(Reuters) – Real estate information provider CoStar Group (NASDAQ:) cut its annual revenue forecast on Tuesday, as high interest rates restrained spending and discouraged property buying.
Shares of CoStar, which competes with rival home-search sites like Zillow (NASDAQ:) and Redfin (NASDAQ:), were down 1.1% in extended trading.
The housing market has been one of the hardest hit by the U.S. Fed’s high interest rate regime since early 2022. Last year, existing home sales fell to their lowest levels since 1995, with the supply of homes for sale remaining tight.
Many homeowners are reluctant to sell because their current home loans are locked in at much lower rates, and buying another house would likely mean higher rates and added costs.
This limited inventory continues to keep house prices inflated.
The Washington, D.C.-based CoStar Group now expects annual revenue to be between $2.74 billion and $2.75 billion, compared to its prior expectations of $2.76 billion to $2.77 billion.
Analysts, on average, expected annual revenue of $2.77 billion, according to LSEG data.
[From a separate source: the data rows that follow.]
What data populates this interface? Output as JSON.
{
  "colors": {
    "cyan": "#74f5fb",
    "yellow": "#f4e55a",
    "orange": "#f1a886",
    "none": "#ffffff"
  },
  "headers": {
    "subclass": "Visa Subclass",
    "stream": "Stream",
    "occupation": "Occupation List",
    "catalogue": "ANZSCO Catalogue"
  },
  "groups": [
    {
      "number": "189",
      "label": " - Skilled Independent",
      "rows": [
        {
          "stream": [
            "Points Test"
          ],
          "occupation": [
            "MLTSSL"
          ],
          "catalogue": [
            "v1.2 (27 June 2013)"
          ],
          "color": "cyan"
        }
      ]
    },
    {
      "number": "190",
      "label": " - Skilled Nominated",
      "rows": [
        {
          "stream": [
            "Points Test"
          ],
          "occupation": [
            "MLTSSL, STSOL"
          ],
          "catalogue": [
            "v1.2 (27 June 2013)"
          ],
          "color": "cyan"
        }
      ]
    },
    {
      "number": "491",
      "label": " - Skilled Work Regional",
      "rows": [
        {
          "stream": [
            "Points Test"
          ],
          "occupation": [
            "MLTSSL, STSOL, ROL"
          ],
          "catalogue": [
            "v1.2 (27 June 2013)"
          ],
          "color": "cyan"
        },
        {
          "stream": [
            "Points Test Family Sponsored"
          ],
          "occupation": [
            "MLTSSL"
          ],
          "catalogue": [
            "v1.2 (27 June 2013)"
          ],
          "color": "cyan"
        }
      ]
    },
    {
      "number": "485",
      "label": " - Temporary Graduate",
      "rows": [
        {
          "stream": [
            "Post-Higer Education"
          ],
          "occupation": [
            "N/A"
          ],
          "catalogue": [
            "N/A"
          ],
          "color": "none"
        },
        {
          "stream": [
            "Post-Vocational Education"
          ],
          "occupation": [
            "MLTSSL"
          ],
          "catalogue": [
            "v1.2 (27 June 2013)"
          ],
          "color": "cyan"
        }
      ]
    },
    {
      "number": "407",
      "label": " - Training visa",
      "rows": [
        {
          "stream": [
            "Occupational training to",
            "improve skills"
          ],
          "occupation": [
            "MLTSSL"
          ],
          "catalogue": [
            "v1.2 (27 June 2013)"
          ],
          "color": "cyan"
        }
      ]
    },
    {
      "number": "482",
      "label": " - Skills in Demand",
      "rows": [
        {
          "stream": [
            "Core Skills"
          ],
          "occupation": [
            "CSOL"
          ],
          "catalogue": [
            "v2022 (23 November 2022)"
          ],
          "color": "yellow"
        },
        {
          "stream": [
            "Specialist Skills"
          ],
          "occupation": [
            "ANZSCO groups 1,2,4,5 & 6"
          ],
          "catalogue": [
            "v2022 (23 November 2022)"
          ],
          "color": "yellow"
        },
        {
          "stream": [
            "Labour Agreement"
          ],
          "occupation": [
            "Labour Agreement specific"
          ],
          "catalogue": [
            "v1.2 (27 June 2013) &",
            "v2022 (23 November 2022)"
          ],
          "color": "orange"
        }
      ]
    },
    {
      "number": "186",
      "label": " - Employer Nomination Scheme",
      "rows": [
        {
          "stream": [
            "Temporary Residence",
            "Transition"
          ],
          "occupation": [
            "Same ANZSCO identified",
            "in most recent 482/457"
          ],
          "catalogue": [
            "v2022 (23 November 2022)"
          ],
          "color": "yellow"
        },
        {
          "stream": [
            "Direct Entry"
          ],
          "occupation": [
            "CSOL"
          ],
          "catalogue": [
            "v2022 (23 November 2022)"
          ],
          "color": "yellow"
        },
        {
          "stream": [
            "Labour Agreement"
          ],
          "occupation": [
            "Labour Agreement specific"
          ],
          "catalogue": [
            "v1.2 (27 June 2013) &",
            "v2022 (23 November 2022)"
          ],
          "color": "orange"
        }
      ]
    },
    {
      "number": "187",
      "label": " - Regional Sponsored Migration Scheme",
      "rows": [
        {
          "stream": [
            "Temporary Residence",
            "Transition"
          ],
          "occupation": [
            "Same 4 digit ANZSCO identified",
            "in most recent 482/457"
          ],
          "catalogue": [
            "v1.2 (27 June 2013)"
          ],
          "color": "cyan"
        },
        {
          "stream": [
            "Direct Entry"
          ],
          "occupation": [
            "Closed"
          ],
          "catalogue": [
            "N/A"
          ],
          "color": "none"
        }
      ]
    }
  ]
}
The company expects third-quarter revenue to be between $692 million and $697 million, the mid-point of which is below
estimates of $703.5 million.
For the second-quarter ended June 30, CoStar’s revenue rose 12% to $678 million, compared with estimates of $677.2 million. It earned an adjusted profit per share of 15 cents, compared with average estimates of 9 cents per share.